Despite this, even after the delivery period had expired, the seller offered the buyer an opportunity to arrange approval of new transportation plans. However, the buyer did not make use of this chance and continued to assert that the seller was at fault for partial non-delivery of the goods. As it became clear that the buyer had no intention of performing its obligations, the seller declared the buyer in default and initiated FOSFA arbitration to recover damages for the buyer’s non-acceptance of the goods.
Inna Stepanenko: What were the findings of the arbitral tribunal?
Viktor Pasichnyk: The first-tier arbitral tribunal upheld the seller’s claim, concluding that the buyer was obligated to procure the consignee’s confirmation of readiness to accept the goods, and had repudiated the contract by failing to do so. The tribunal determined that the default date was the date on which the seller accepted the buyer’s breach (approximately one month after the contractual delivery period had expired) and awarded the sellers around USD 2 million in damages.
Inna Stepanenko: Was there anything else particularly interesting in this case?
Viktor Pasichnyk: Yes. The buyer appealed the award to the FOSFA Board of Appeal. While the board upheld the first-tier tribunal’s finding that the buyer was liable for default damages, it took a different view on the date of default. The appeal board ruled that the default occurred on the first day after the expiry of the contractual delivery period. This conclusion was based on a recent English case of Ayhan Sezer v. Agroinvest, which was decided after the initial award.
To summarize, in the Ayhan Sezer case, the court clarified that a breach of contract occurs at the moment the contract is actually broken, not when the other party formally accepts the breach. So, even though the seller in our case attempted to keep the contract alive by offering additional opportunities to arrange new delivery plans, this did not change the fact that the breach had already taken place.
The board of appeal, therefore, determined that the default date was the actual date of breach – when the buyer put the seller in a groundless default immediately after the delivery period expired, not when the seller formally accepted this breach.
As a result, the awarded damages were significantly reduced – from around USD 2 million to approximately USD 600,000.
Inna Stepanenko: What are the broader implications of Ayhan Sezer v. Agroinvest for commodity trading?
Dmytro Izotov: It’s a very relevant question. The most immediate impact is that the number of cases in which the date of default would be considered to be the date of its acceptance will be much smaller, especially if that acceptance occurs long after the initial breach.

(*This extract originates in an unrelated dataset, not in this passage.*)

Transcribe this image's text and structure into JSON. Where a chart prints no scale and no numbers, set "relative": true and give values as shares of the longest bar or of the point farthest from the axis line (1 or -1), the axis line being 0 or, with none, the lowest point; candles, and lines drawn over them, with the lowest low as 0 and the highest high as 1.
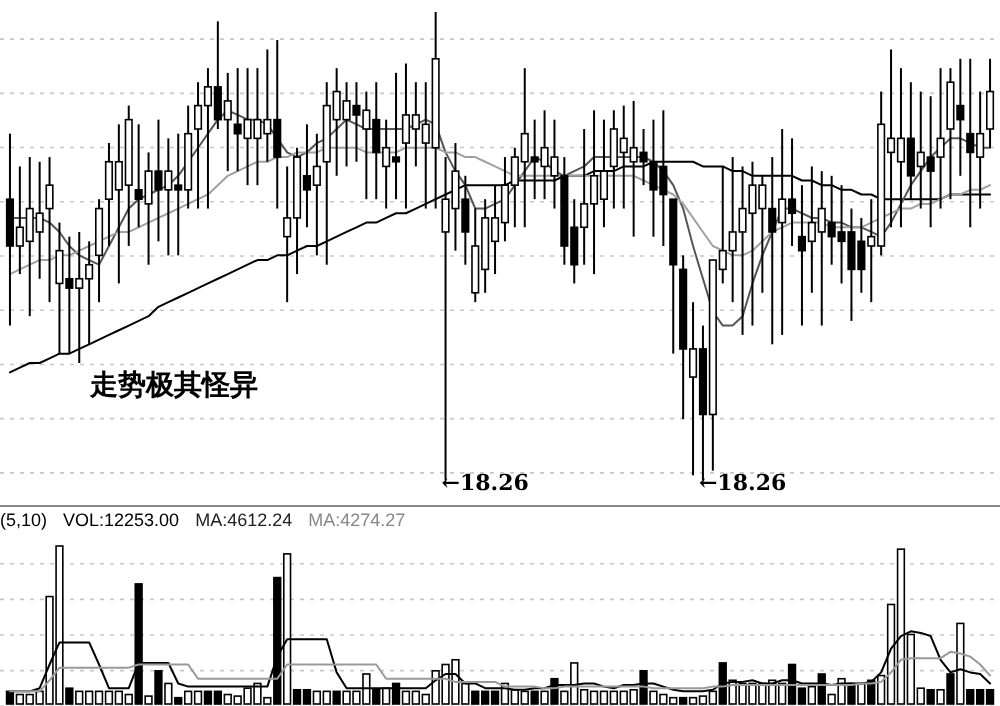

Practically speaking, this gives the breaching party greater control over the potential damages they might face. The innocent party can no longer delay acceptance of a breach in hopes for a better market price or more favourable conditions.
In today’s legal landscape, when facing a repudiation, the innocent party must act promptly: either accept the breach and proceed with a resale or conclude a substitute transaction. If, instead, the innocent party attempts to preserve the contract through negotiations, it assumes the market risk – and any negative price movements or losses that occur as a result of delay in reselling or securing a substitute transaction may not be recoverable.